🔒Benci🔒

23 6 14
                                    

Pelajaran sejarah memang pelajaran yang tidak terlalu disukai oleh siswa di kelas kami.

Kami tidak menyukai pelajaran itu bukan karna pelajarannya yang salah tetapi guru yang mengajar.

Percayalah, ketika kamu membenci seseorang, pasti kamu juga akan benci segala hal yang berhubungan dengannya.

Sama seperti guru sejarah ini, kami sangat membencinya karna dia terlalu bersikap sesuka hatinya.

"Baiklah anak-anak. Buka buku catatan kalian, dan ibu akan mendikte tentang pelajaran sejarah ini. "

"Iya buk." Dengan wajah yang lesu, malas, dan gak bergairah kami menjawab permintaan buk Pharsa.

Pada saat kelas 1, aku termasuk salah satu murid yang penurut, tetapi karna sesuatu hal, aku di cap terlalu pemberani karna melawan seorang guru.

Dan kalian tau siapa gurunya? Ya guru sejarah ini lah. Makanya sekarang aku malas-malasan mengikuti pelajarannya.

Saat buk Pharsa mendikte pembahasan hari ini, aku hanya menurut saja. Meskipun aku tidak menyukainya, setidaknya alu mengingat orangtuaku yang sudah bekerja untuk menyekolahkanku.

Akhirnya bel sekolah pun berbunyi. Ini adalah salah satu bentuk kemerdekaan di kelas kami.

Karna kami sudah terlepas dari pelajaran yang membuat semua kepala kami diisi dengan kemalasan. Hanya beberapa saja yang mengikuti pelajarannya dengan benar. Ya, hanya barisan paling depan sajalah yang mengikutinya.

Jujur, aku paling tidak suka dengan orang yang suka cari muka.

Muka kok dicari-cari. Udah pas itu letaknya di bagian kepala, jadi gak perlu lagi cari-cari muka.

"By, beli jajan yok. " Ajak salah satu temanku dikelas.

Untuk saat ini, aku tidak percaya dengan sosok seorang sahabat. Aku belum bisa menyebutnya sahabat karna aku belum menemukan kenyamanan layaknya seorang sahabat terhadap dirinya.

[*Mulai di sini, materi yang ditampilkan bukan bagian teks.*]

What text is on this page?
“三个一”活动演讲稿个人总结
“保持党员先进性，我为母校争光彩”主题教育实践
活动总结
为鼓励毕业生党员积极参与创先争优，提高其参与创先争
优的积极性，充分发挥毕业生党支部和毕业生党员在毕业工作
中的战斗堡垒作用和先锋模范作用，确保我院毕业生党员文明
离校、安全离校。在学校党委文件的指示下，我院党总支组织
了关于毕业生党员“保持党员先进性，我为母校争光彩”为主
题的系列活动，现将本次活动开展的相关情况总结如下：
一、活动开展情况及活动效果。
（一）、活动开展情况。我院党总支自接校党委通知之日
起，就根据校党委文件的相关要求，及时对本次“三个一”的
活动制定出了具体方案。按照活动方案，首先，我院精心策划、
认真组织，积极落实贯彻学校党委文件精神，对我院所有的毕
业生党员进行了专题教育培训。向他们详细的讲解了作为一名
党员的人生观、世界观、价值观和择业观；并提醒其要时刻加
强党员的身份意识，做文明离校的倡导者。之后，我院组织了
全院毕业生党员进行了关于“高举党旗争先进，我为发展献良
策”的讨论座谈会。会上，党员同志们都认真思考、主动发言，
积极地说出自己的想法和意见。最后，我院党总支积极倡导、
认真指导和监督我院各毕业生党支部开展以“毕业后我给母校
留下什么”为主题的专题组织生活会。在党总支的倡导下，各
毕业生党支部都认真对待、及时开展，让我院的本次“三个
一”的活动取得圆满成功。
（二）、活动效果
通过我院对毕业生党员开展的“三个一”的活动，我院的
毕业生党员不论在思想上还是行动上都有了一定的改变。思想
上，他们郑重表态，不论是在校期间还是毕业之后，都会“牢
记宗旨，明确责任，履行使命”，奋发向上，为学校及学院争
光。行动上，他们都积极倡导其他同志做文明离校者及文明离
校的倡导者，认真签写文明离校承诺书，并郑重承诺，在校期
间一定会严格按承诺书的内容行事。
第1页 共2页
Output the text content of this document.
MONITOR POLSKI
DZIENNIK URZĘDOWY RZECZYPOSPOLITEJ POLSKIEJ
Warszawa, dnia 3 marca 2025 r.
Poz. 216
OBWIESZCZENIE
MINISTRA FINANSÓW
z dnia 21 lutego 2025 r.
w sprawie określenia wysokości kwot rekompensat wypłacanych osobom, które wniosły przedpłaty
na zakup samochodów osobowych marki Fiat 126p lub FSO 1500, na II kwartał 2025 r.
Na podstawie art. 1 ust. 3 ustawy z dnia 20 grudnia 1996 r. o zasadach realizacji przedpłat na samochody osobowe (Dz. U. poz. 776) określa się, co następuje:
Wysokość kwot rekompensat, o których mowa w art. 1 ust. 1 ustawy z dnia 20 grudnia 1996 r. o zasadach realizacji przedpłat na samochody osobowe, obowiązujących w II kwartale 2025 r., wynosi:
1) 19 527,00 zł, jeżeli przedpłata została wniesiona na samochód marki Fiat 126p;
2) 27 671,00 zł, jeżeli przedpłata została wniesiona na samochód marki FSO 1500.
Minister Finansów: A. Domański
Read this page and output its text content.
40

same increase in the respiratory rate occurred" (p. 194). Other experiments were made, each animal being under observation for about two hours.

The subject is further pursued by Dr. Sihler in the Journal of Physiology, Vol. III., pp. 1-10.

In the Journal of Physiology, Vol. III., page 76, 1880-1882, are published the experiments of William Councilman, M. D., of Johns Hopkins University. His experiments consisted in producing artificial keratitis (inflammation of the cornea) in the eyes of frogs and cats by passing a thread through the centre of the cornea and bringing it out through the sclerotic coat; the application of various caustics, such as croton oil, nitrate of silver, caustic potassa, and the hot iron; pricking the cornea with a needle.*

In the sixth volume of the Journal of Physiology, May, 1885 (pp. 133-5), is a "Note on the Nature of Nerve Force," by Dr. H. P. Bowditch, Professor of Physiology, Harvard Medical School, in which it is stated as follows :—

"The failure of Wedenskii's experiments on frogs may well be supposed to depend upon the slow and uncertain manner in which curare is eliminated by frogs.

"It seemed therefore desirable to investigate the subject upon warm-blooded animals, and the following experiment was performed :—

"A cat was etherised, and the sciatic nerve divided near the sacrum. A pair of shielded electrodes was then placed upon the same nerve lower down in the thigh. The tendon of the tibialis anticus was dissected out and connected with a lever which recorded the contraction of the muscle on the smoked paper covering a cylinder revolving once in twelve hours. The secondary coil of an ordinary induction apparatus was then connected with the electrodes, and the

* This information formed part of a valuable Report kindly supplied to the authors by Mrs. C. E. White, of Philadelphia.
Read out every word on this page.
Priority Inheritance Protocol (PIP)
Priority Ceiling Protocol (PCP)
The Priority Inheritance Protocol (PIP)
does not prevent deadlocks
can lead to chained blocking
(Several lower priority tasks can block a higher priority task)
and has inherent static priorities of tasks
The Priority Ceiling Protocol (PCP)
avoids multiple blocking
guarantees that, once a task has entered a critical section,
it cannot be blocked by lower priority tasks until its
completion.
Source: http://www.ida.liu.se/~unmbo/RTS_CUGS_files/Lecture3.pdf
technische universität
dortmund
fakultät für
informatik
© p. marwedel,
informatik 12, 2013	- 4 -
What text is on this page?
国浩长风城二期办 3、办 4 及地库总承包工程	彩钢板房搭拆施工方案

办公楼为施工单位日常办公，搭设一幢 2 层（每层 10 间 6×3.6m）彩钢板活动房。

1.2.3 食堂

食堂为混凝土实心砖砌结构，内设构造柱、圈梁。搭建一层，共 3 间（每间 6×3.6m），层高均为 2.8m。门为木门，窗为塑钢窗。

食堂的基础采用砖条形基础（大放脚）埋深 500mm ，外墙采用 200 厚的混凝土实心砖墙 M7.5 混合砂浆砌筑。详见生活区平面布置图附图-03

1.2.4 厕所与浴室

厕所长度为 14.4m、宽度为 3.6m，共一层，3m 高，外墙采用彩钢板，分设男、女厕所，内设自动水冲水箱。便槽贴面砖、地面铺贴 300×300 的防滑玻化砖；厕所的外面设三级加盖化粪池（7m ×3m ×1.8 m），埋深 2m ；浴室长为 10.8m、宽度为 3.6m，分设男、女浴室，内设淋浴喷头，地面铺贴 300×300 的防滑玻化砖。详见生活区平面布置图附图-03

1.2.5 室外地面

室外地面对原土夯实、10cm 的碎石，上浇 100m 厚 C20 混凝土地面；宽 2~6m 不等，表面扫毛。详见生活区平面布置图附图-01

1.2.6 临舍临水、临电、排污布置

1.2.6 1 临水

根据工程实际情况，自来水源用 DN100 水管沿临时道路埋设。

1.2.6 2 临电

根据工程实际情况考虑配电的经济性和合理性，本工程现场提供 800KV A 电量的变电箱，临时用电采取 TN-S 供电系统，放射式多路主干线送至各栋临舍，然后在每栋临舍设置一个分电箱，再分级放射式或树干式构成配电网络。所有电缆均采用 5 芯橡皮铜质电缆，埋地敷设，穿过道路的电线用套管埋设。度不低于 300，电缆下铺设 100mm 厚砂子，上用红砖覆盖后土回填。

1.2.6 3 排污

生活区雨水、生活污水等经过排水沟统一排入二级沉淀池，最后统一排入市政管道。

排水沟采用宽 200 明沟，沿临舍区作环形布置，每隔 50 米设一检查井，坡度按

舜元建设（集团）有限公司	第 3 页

"Ayok." Aku pun mengikuti ajakannya berhubung cacing-cacing diperut ini sudah membuat paduan suara sendiri.

Setelah selesai jajan, kami masuk kembali ke dalam kelas. Kami bercanda tawa bersama dan menikmati makanan bersama.

Kami kumpulan barisan belakang bisa dibilang cukup akrab. Apapun yang kami bahas bisa menjadi topik pembicaraan kami sepanjang pelajaran.

Memang tidak baik jika berbicara saat jam pelajaran, tetapi jarang sekali ada guru yang peduli dengan murid yang duduknya dibelakang.

Kami bagaikan anak tiri yang tidak dipedulikan oleh orangtuanya. Hanya beberapa saja yang peduli, tetapi selebihnya tidak.

Karna biasanya menurut mereka, barisan depan itu yang mau belajar, dan pintar-pintar sementara barisan belakang cuma taunya ribut dan malas.

Mereka tidak sadar kalau kami juga butuh perhatian. Hak setiap siswa itu mendapat pengajaran yang layak dari gurunya, bukan malah dibeda-bedakan.

Menuntut ilmu memang keinginan setiap orang, tetapi untuk saat ini kami lebih menuntut keadilan agar mendapatkan hak yang sama dengan teman kami yang posisinya berada di barisan depan.

Setelah bel masuk berbunyi, kami segera bersiap-siap untuk menerima pelajaran berikutnya karna perut kami sudah diisi dengan makanan di kantin.

Kami sangat senang karna guru yang akan masuk adalah guru matematika. Namanya adalah pak Tigreal.

Dialah salah satu guru yang cukup peduli terhadap barisan belakang dan kami pun begitu antusias mengikuti pelajarannya.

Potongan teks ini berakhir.